Les transporteurs perdent un quart de leurs revenus au premier semestre

06/08/2020 AFP

Les entreprises du secteur routier ont perdu plus d'un quart de leur chiffre d'affaires en France au cours du deuxième trimestre à cause de la crise du coronavirus, selon la Fédération nationale du transport routier.

"Les chefs d'entreprises estiment avoir perdu 12 % de leur chiffre d'affaires en juin contre 27 % en mai et 44 % en avril. En moyenne, au cours du deuxième trimestre 2020, les entreprises ont perdu 27% de leur chiffre d'affaires", d'après un baromètre de la Fédération nationale du transport routier (FNTR) publié le 4 août. Le syndicat professionnel a sondé 675 sociétés début juillet.

Amélioration significative

On observe en juillet une "amélioration significative", mais "l'activité n'a toujours pas retrouvé son niveau d’avant la crise sanitaire", ajoute la fédération. Seuls 5 % des camions habituellement en circulation en France restaient à l'arrêt début juillet, contre 59 % au début du confinement fin mars.
L'indicateur mesurant l'évolution du nombre de conducteurs a logiquement chuté avec la crise, se trouvant juste sous la moyenne à long terme de la profession (depuis 2007). En juillet, 2 % des conducteurs se trouvaient encore en chômage partiel, contre 4 % en juin et 15 % en mai, selon la FNTR.

Pressions tarifaires des clients

Les problèmes engendrés par la crise sanitaire se sont progressivement atténués, 22 % des entreprises estimant début juillet avoir encore des difficultés liées au chargement ou à la livraison, contre 31 % en juin.
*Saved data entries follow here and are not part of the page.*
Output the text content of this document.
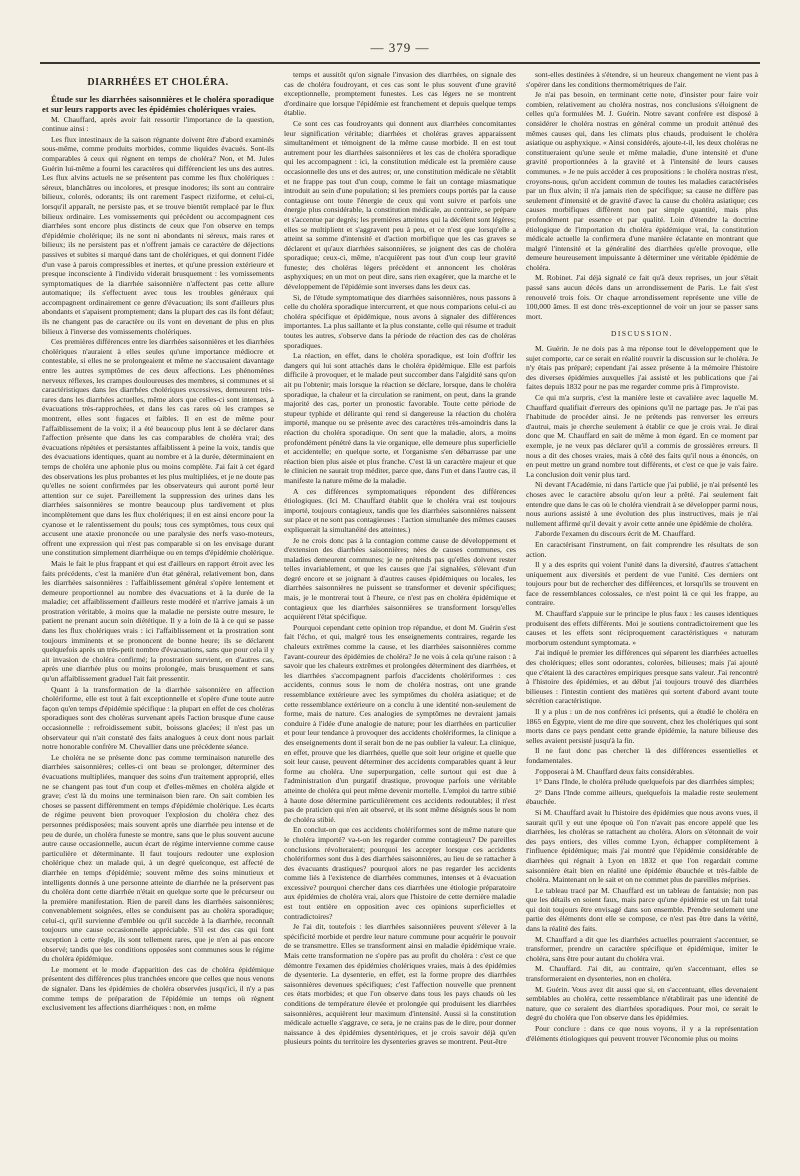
— 379 —
DIARRHÉES ET CHOLÉRA.

Étude sur les diarrhées saisonnières et le choléra sporadique et sur leurs rapports avec les épidémies cholériques vraies.

M. Chauffard, après avoir fait ressortir l'importance de la question, continue ainsi :

Les flux intestinaux de la saison régnante doivent être d'abord examinés sous-même, comme produits morbides, comme liquides évacués. Sont-ils comparables à ceux qui règnent en temps de choléra? Non, et M. Jules Guérin lui-même a fourni les caractères qui différencient les uns des autres. Les flux alvins actuels ne se présentent pas comme les flux cholériques : séreux, blanchâtres ou incolores, et presque inodores; ils sont au contraire bilieux, colorés, odorants; ils ont rarement l'aspect riziforme, et celui-ci, lorsqu'il apparaît, ne persiste pas, et se trouve bientôt remplacé par le flux bilieux ordinaire. Les vomissements qui précèdent ou accompagnent ces diarrhées sont encore plus distincts de ceux que l'on observe en temps d'épidémie cholérique; ils ne sont ni abondants ni séreux, mais rares et bilieux; ils ne persistent pas et n'offrent jamais ce caractère de déjections passives et subites si marqué dans tant de cholériques, et qui donnent l'idée d'un vase à parois compressibles et inertes, et qu'une pression extérieure et presque inconsciente à l'individu viderait brusquement : les vomissements symptomatiques de la diarrhée saisonnière n'affectent pas cette allure automatique; ils s'effectuent avec tous les troubles généraux qui accompagnent ordinairement ce genre d'évacuation; ils sont d'ailleurs plus abondants et s'apaisent promptement; dans la plupart des cas ils font défaut; ils ne changent pas de caractère ou ils vont en devenant de plus en plus bilieux à l'inverse des vomissements cholériques.

Ces premières différences entre les diarrhées saisonnières et les diarrhées cholériques n'auraient à elles seules qu'une importance médiocre et contestable, si elles ne se prolongeaient et même ne s'accusaient davantage entre les autres symptômes de ces deux affections. Les phénomènes nerveux réflexes, les crampes douloureuses des membres, si communes et si caractéristiques dans les diarrhées cholériques excessives, demeurent très-rares dans les diarrhées actuelles, même alors que celles-ci sont intenses, à évacuations très-rapprochées, et dans les cas rares où les crampes se montrent, elles sont fugaces et faibles. Il en est de même pour l'affaiblissement de la voix; il a été beaucoup plus lent à se déclarer dans l'affection présente que dans les cas comparables de choléra vrai; des évacuations répétées et persistantes affaiblissent à peine la voix, tandis que des évacuations identiques, quant au nombre et à la durée, déterminaient en temps de choléra une aphonie plus ou moins complète. J'ai fait à cet égard des observations les plus probantes et les plus multipliées, et je ne doute pas qu'elles ne soient confirmées par les observateurs qui auront porté leur attention sur ce sujet. Pareillement la suppression des urines dans les diarrhées saisonnières se montre beaucoup plus tardivement et plus incomplètement que dans les flux cholériques; il en est ainsi encore pour la cyanose et le ralentissement du pouls; tous ces symptômes, tous ceux qui accusent une ataxie prononcée ou une paralysie des nerfs vaso-moteurs, offrent une expression qui n'est pas comparable si on les envisage durant une constitution simplement diarrhéique ou en temps d'épidémie cholérique.

Mais le fait le plus frappant et qui est d'ailleurs en rapport étroit avec les faits précédents, c'est la manière d'un état général, relativement bon, dans les diarrhées saisonnières : l'affaiblissement général s'opère lentement et demeure proportionnel au nombre des évacuations et à la durée de la maladie; cet affaiblissement d'ailleurs reste modéré et n'arrive jamais à un prostration véritable, à moins que la maladie ne persiste outre mesure, le patient ne prenant aucun soin diététique. Il y a loin de là à ce qui se passe dans les flux cholériques vrais : ici l'affaiblissement et la prostration sont toujours imminents et se prononcent de bonne heure; ils se déclarent quelquefois après un très-petit nombre d'évacuations, sans que pour cela il y ait invasion de choléra confirmé; la prostration survient, en d'autres cas, après une diarrhée plus ou moins prolongée, mais brusquement et sans qu'un affaiblissement graduel l'ait fait pressentir.

Quant à la transformation de la diarrhée saisonnière en affection cholériforme, elle est tout à fait exceptionnelle et s'opère d'une toute autre façon qu'en temps d'épidémie spécifique : la plupart en effet de ces choléras sporadiques sont des choléras survenant après l'action brusque d'une cause occasionnelle : refroidissement subit, boissons glacées; il n'est pas un observateur qui n'ait constaté des faits analogues à ceux dont nous parlait notre honorable confrère M. Chevallier dans une précédente séance.

Le choléra ne se présente donc pas comme terminaison naturelle des diarrhées saisonnières; celles-ci ont beau se prolonger, déterminer des évacuations multipliées, manquer des soins d'un traitement approprié, elles ne se changent pas tout d'un coup et d'elles-mêmes en choléra algide et grave; c'est là du moins une terminaison bien rare. On sait combien les choses se passent différemment en temps d'épidémie cholérique. Les écarts de régime peuvent bien provoquer l'explosion du choléra chez des personnes prédisposées; mais souvent après une diarrhée peu intense et de peu de durée, un choléra funeste se montre, sans que le plus souvent aucune autre cause occasionnelle, aucun écart de régime intervienne comme cause particulière et déterminante. Il faut toujours redouter une explosion cholérique chez un malade qui, à un degré quelconque, est affecté de diarrhée en temps d'épidémie; souvent même des soins minutieux et intelligents donnés à une personne atteinte de diarrhée ne la préservent pas du choléra dont cette diarrhée n'était en quelque sorte que le précurseur ou la première manifestation. Rien de pareil dans les diarrhées saisonnières; convenablement soignées, elles se conduisent pas au choléra sporadique; celui-ci, qu'il survienne d'emblée ou qu'il succède à la diarrhée, reconnaît toujours une cause occasionnelle appréciable. S'il est des cas qui font exception à cette règle, ils sont tellement rares, que je n'en ai pas encore observé; tandis que les conditions opposées sont communes sous le régime du choléra épidémique.

Le moment et le mode d'apparition des cas de choléra épidémique présentent des différences plus tranchées encore que celles que nous venons de signaler. Dans les épidémies de choléra observées jusqu'ici, il n'y a pas comme temps de préparation de l'épidémie un temps où règnent exclusivement les affections diarrhéiques : non, en même

temps et aussitôt qu'on signale l'invasion des diarrhées, on signale des cas de choléra foudroyant, et ces cas sont le plus souvent d'une gravité exceptionnelle, promptement funestes. Les cas légers ne se montrent d'ordinaire que lorsque l'épidémie est franchement et depuis quelque temps établie.

Ce sont ces cas foudroyants qui donnent aux diarrhées concomitantes leur signification véritable; diarrhées et choléras graves apparaissent simultanément et témoignent de la même cause morbide. Il en est tout autrement pour les diarrhées saisonnières et les cas de choléra sporadique qui les accompagnent : ici, la constitution médicale est la première cause occasionnelle des uns et des autres; or, une constitution médicale ne s'établit et ne frappe pas tout d'un coup, comme le fait un contage miasmatique introduit au sein d'une population; si les premiers coups portés par la cause contagieuse ont toute l'énergie de ceux qui vont suivre et parfois une énergie plus considérable, la constitution médicale, au contraire, se prépare et s'accentue par degrés; les premières atteintes qui la décèlent sont légères; elles se multiplient et s'aggravent peu à peu, et ce n'est que lorsqu'elle a atteint sa somme d'intensité et d'action morbifique que les cas graves se déclarent et qu'aux diarrhées saisonnières, se joignent des cas de choléra sporadique; ceux-ci, même, n'acquièrent pas tout d'un coup leur gravité funeste; des choléras légers précèdent et annoncent les choléras asphyxiques; en un mot on peut dire, sans rien exagérer, que la marche et le développement de l'épidémie sont inverses dans les deux cas.

Si, de l'étude symptomatique des diarrhées saisonnières, nous passons à celle du choléra sporadique intercurrent, et que nous comparions celui-ci au choléra spécifique et épidémique, nous avons à signaler des différences importantes. La plus saillante et la plus constante, celle qui résume et traduit toutes les autres, s'observe dans la période de réaction des cas de choléras sporadiques.

La réaction, en effet, dans le choléra sporadique, est loin d'offrir les dangers qui lui sont attachés dans le choléra épidémique. Elle est parfois difficile à provoquer, et le malade peut succomber dans l'algidité sans qu'on ait pu l'obtenir; mais lorsque la réaction se déclare, lorsque, dans le choléra sporadique, la chaleur et la circulation se raniment, on peut, dans la grande majorité des cas, porter un pronostic favorable. Toute cette période de stupeur typhide et délirante qui rend si dangereuse la réaction du choléra importé, manque ou se présente avec des caractères très-amoindris dans la réaction du choléra sporadique. On sent que la maladie, alors, a moins profondément pénétré dans la vie organique, elle demeure plus superficielle et accidentelle; en quelque sorte, et l'organisme s'en débarrasse par une réaction bien plus aisée et plus franche. C'est là un caractère majeur et que le clinicien ne saurait trop méditer, parce que, dans l'un et dans l'autre cas, il manifeste la nature même de la maladie.

A ces différences symptomatiques répondent des différences étiologiques. (Ici M. Chauffard établit que le choléra vrai est toujours importé, toujours contagieux, tandis que les diarrhées saisonnières naissent sur place et ne sont pas contagieuses : l'action simultanée des mêmes causes expliquerait la simultanéité des atteintes.)

Je ne crois donc pas à la contagion comme cause de développement et d'extension des diarrhées saisonnières; nées de causes communes, ces maladies demeurent communes; je ne prétends pas qu'elles doivent rester telles invariablement, et que les causes que j'ai signalées, s'élevant d'un degré encore et se joignant à d'autres causes épidémiques ou locales, les diarrhées saisonnières ne puissent se transformer et devenir spécifiques; mais, je le montrerai tout à l'heure, ce n'est pas en choléra épidémique et contagieux que les diarrhées saisonnières se transforment lorsqu'elles acquièrent l'état spécifique.

Pourquoi cependant cette opinion trop répandue, et dont M. Guérin s'est fait l'écho, et qui, malgré tous les enseignements contraires, regarde les chaleurs extrêmes comme la cause, et les diarrhées saisonnières comme l'avant-coureur des épidémies de choléra? Je ne vois à cela qu'une raison : à savoir que les chaleurs extrêmes et prolongées déterminent des diarrhées, et les diarrhées s'accompagnent parfois d'accidents cholériformes : ces accidents, connus sous le nom de choléra nostras, ont une grande ressemblance extérieure avec les symptômes du choléra asiatique; et de cette ressemblance extérieure on a conclu à une identité non-seulement de forme, mais de nature. Ces analogies de symptômes ne devraient jamais conduire à l'idée d'une analogie de nature; pour les diarrhées en particulier et pour leur tendance à provoquer des accidents cholériformes, la clinique a des enseignements dont il serait bon de ne pas oublier la valeur. La clinique, en effet, prouve que les diarrhées, quelle que soit leur origine et quelle que soit leur cause, peuvent déterminer des accidents comparables quant à leur forme au choléra. Une superpurgation, celle surtout qui est due à l'administration d'un purgatif drastique, provoque parfois une véritable atteinte de choléra qui peut même devenir mortelle. L'emploi du tartre stibié à haute dose détermine particulièrement ces accidents redoutables; il n'est pas de praticien qui n'en ait observé, et ils sont même désignés sous le nom de choléra stibié.

En conclut-on que ces accidents cholériformes sont de même nature que le choléra importé? va-t-on les regarder comme contagieux? De pareilles conclusions révolteraient; pourquoi les accepter lorsque ces accidents cholériformes sont dus à des diarrhées saisonnières, au lieu de se rattacher à des évacuants drastiques? pourquoi alors ne pas regarder les accidents comme liés à l'existence de diarrhées communes, intenses et à évacuation excessive? pourquoi chercher dans ces diarrhées une étiologie préparatoire aux épidémies de choléra vrai, alors que l'histoire de cette dernière maladie est tout entière en opposition avec ces opinions superficielles et contradictoires?

Je l'ai dit, toutefois : les diarrhées saisonnières peuvent s'élever à la spécificité morbide et perdre leur nature commune pour acquérir le pouvoir de se transmettre. Elles se transforment ainsi en maladie épidémique vraie. Mais cette transformation ne s'opère pas au profit du choléra : c'est ce que démontre l'examen des épidémies cholériques vraies, mais à des épidémies de dysenterie. La dysenterie, en effet, est la forme propre des diarrhées saisonnières devenues spécifiques; c'est l'affection nouvelle que prennent ces états morbides; et que l'on observe dans tous les pays chauds où les conditions de température élevée et prolongée qui produisent les diarrhées saisonnières, acquièrent leur maximum d'intensité. Aussi si la constitution médicale actuelle s'aggrave, ce sera, je ne crains pas de le dire, pour donner naissance à des épidémies dysentériques, et je crois savoir déjà qu'en plusieurs points du territoire les dysenteries graves se montrent. Peut-être

sont-elles destinées à s'étendre, si un heureux changement ne vient pas à s'opérer dans les conditions thermométriques de l'air.

Je n'ai pas besoin, en terminant cette note, d'insister pour faire voir combien, relativement au choléra nostras, nos conclusions s'éloignent de celles qu'a formulées M. J. Guérin. Notre savant confrère est disposé à considérer le choléra nostras en général comme un produit atténué des mêmes causes qui, dans les climats plus chauds, produisent le choléra asiatique ou asphyxique. « Ainsi considérés, ajoute-t-il, les deux choléras ne constitueraient qu'une seule et même maladie, d'une intensité et d'une gravité proportionnées à la gravité et à l'intensité de leurs causes communes. » Je ne puis accéder à ces propositions : le choléra nostras n'est, croyons-nous, qu'un accident commun de toutes les maladies caractérisées par un flux alvin; il n'a jamais rien de spécifique; sa cause ne diffère pas seulement d'intensité et de gravité d'avec la cause du choléra asiatique; ces causes morbifiques diffèrent non par simple quantité, mais plus profondément par essence et par qualité. Loin d'étendre la doctrine étiologique de l'importation du choléra épidémique vrai, la constitution médicale actuelle la confirmera d'une manière éclatante en montrant que malgré l'intensité et la généralité des diarrhées qu'elle provoque, elle demeure heureusement impuissante à déterminer une véritable épidémie de choléra.

M. Robinet. J'ai déjà signalé ce fait qu'à deux reprises, un jour s'était passé sans aucun décès dans un arrondissement de Paris. Le fait s'est renouvelé trois fois. Or chaque arrondissement représente une ville de 100,000 âmes. Il est donc très-exceptionnel de voir un jour se passer sans mort.

DISCUSSION.

M. Guérin. Je ne dois pas à ma réponse tout le développement que le sujet comporte, car ce serait en réalité rouvrir la discussion sur le choléra. Je n'y étais pas préparé; cependant j'ai assez présente à la mémoire l'histoire des diverses épidémies auxquelles j'ai assisté et les publications que j'ai faites depuis 1832 pour ne pas me regarder comme pris à l'improviste.

Ce qui m'a surpris, c'est la manière leste et cavalière avec laquelle M. Chauffard qualifiait d'erreurs des opinions qu'il ne partage pas. Je n'ai pas l'habitude de procéder ainsi. Je ne prétends pas renverser les erreurs d'autrui, mais je cherche seulement à établir ce que je crois vrai. Je dirai donc que M. Chauffard en sait de même à mon égard. En ce moment par exemple, je ne veux pas déclarer qu'il a commis de grossières erreurs. Il nous a dit des choses vraies, mais à côté des faits qu'il nous a énoncés, on en peut mettre un grand nombre tout différents, et c'est ce que je vais faire. La conclusion doit venir plus tard.

Ni devant l'Académie, ni dans l'article que j'ai publié, je n'ai présenté les choses avec le caractère absolu qu'on leur a prêté. J'ai seulement fait entendre que dans le cas où le choléra viendrait à se développer parmi nous, nous aurions assisté à une évolution des plus instructives, mais je n'ai nullement affirmé qu'il devait y avoir cette année une épidémie de choléra.

J'aborde l'examen du discours écrit de M. Chauffard.

En caractérisant l'instrument, on fait comprendre les résultats de son action.

Il y a des esprits qui voient l'unité dans la diversité, d'autres s'attachent uniquement aux diversités et perdent de vue l'unité. Ces derniers ont toujours pour but de rechercher des différences, et lorsqu'ils se trouvent en face de ressemblances colossales, ce n'est point là ce qui les frappe, au contraire.

M. Chauffard s'appuie sur le principe le plus faux : les causes identiques produisent des effets différents. Moi je soutiens contradictoirement que les causes et les effets sont réciproquement caractéristiques « naturam morborum ostendunt symptomata. »

J'ai indiqué le premier les différences qui séparent les diarrhées actuelles des cholériques; elles sont odorantes, colorées, bilieuses; mais j'ai ajouté que c'étaient là des caractères empiriques presque sans valeur. J'ai rencontré à l'histoire des épidémies, et au début j'ai toujours trouvé des diarrhées bilieuses : l'intestin contient des matières qui sortent d'abord avant toute sécrétion caractéristique.

Il y a plus : un de nos confrères ici présents, qui a étudié le choléra en 1865 en Égypte, vient de me dire que souvent, chez les cholériques qui sont morts dans ce pays pendant cette grande épidémie, la nature bilieuse des selles avaient persisté jusqu'à la fin.

Il ne faut donc pas chercher là des différences essentielles et fondamentales.

J'opposerai à M. Chauffard deux faits considérables.

1° Dans l'Inde, le choléra prélude quelquefois par des diarrhées simples;

2° Dans l'Inde comme ailleurs, quelquefois la maladie reste seulement ébauchée.

Si M. Chauffard avait lu l'histoire des épidémies que nous avons vues, il saurait qu'il y eut une époque où l'on n'avait pas encore appelé que les diarrhées, les choléras se rattachent au choléra. Alors on s'étonnait de voir des pays entiers, des villes comme Lyon, échapper complètement à l'influence épidémique; mais j'ai montré que l'épidémie considérable de diarrhées qui régnait à Lyon en 1832 et que l'on regardait comme saisonnière était bien en réalité une épidémie ébauchée et très-faible de choléra. Maintenant on le sait et on ne commet plus de pareilles méprises.

Le tableau tracé par M. Chauffard est un tableau de fantaisie; non pas que les détails en soient faux, mais parce qu'une épidémie est un fait total qui doit toujours être envisagé dans son ensemble. Prendre seulement une partie des éléments dont elle se compose, ce n'est pas être dans la vérité, dans la réalité des faits.

M. Chauffard a dit que les diarrhées actuelles pourraient s'accentuer, se transformer, prendre un caractère spécifique et épidémique, imiter le choléra, sans être pour autant du choléra vrai.

M. Chauffard. J'ai dit, au contraire, qu'en s'accentuant, elles se transformeraient en dysenteries, non en choléra.

M. Guérin. Vous avez dit aussi que si, en s'accentuant, elles devenaient semblables au choléra, cette ressemblance n'établirait pas une identité de nature, que ce seraient des diarrhées sporadiques. Pour moi, ce serait le degré du choléra que l'on observe dans les épidémies.

Pour conclure : dans ce que nous voyons, il y a la représentation d'éléments étiologiques qui peuvent trouver l'économie plus ou moins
Quelque 12 % des chefs d'entreprises considéraient alors que les conditions de travail restaient dégradées pour les conducteurs, contre 20 % le mois précédent. Enfin, un tiers des chefs d'entreprises constataient en juillet une baisse des prix du transport, s'est inquiétée la FNTR.
Le syndicat patronal estime que "cela s'explique seulement en partie par la surcapacité en matière d'offres que connaît le secteur".
Pour lui, les difficultés économiques des chargeurs sont prépondérantes dans cette tendance : "De nombreuses entreprises du transport routier de marchandises alertent sur des pressions tarifaires à la baisse de la part de leurs clients", qui demandent "en général autour de 5 %" et parfois jusqu'à 20 %".